Private-sector Reliance Industries (RIL) has also delayed a planned maintenance shutdown of a crude unit (CDU) at the export-focused part of its Jamnagar refinery in order to capitalise on wide refining margins, market participants said.

Asian gasoil margins — Argus-assessed Singapore 10ppm sulphur gasoil swaps against Dubai crude values — have averaged $17.74/bl this month, compared with $7.29/bl in February 2021 and $15.53/bl last month. Asian gasoline margins — Argus' 92R gasoline spot assessments against Ice Brent — have averaged $13.57/bl in February, compared with $4.27/bl in February 2021 and $11.02/bl last month.

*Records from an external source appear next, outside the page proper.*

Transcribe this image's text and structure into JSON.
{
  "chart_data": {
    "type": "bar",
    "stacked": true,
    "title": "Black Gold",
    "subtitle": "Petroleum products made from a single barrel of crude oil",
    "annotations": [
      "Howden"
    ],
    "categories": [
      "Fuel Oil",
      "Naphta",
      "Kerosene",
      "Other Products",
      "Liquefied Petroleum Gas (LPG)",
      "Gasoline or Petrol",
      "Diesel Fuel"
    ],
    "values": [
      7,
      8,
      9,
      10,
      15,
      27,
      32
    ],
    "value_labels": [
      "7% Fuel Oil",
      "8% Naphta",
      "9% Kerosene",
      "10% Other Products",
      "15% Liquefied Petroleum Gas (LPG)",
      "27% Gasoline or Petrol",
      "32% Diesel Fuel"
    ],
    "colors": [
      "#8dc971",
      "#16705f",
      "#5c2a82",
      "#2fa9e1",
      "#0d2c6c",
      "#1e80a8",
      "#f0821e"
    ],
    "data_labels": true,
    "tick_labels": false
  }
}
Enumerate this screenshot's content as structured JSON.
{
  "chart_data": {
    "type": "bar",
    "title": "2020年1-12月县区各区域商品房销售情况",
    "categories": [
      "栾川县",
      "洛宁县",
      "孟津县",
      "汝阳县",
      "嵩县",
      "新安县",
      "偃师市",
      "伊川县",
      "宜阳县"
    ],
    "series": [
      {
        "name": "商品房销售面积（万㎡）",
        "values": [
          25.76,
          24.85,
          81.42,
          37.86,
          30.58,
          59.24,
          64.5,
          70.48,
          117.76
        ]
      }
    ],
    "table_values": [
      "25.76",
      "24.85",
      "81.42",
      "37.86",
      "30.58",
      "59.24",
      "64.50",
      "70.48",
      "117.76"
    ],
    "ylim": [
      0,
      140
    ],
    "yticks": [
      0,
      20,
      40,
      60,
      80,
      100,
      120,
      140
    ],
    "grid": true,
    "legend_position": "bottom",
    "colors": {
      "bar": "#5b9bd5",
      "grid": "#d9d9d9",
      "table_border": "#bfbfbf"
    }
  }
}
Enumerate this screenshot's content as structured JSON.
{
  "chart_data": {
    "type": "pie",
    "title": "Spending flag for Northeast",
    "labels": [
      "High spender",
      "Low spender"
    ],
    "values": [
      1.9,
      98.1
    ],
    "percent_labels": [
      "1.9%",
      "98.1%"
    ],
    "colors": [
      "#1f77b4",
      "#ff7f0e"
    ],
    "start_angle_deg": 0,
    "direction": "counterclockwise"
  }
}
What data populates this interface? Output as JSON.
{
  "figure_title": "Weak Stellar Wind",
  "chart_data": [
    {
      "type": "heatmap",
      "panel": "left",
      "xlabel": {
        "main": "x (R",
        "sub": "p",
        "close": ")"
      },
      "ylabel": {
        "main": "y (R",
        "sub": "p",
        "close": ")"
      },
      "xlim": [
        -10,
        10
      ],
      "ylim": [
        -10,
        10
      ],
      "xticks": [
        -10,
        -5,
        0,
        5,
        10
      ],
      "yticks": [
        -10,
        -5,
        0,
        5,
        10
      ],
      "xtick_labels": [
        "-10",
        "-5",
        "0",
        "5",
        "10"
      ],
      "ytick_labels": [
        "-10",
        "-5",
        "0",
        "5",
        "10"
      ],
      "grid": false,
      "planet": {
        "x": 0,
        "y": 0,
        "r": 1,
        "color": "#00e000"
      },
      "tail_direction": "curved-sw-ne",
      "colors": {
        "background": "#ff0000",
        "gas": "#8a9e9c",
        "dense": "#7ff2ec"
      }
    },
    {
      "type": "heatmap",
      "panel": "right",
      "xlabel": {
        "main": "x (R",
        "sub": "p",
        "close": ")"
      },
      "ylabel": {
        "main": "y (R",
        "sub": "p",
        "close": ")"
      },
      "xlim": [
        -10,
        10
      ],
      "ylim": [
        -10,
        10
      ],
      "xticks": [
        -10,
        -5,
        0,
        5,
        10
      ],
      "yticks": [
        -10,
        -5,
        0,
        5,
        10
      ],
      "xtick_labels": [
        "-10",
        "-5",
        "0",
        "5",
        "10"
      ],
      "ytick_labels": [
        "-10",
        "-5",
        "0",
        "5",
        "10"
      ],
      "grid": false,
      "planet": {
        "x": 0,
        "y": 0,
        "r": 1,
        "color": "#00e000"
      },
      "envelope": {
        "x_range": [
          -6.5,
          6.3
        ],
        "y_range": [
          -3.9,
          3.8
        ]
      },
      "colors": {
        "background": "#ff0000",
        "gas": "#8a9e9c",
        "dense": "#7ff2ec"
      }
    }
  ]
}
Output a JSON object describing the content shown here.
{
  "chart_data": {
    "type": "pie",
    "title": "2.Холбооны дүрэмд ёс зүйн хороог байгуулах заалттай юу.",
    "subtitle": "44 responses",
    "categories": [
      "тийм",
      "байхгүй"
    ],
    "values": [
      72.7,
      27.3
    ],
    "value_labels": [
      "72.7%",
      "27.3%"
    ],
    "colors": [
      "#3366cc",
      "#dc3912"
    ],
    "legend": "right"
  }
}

The state-run refiners had offered to sell gasoline and gasoil cargos this month and in January. IOC, BPCL and HPCL together account for around 90pc of India's fuel sales and are committed to fulfil domestic needs before exporting.

Market participants said the refiners are anticipating a robust recovery in fuel consumption in the coming months, after demand took a downturn in January because of restrictions related to the Covid-19 Omicron variant. Gasoline and diesel consumption rose on the month in the first half of February.

Average driving activity across India has been 126pc above a 13 January 2020 baseline so far this month, compared with 77pc above that level in January, according to data from US technology firm Apple.

Daily domestic airport footfall averaged 526,000 so far this month, higher than 413,000 in January, according to Argus estimates based on daily traffic data published by India's civil aviation ministry.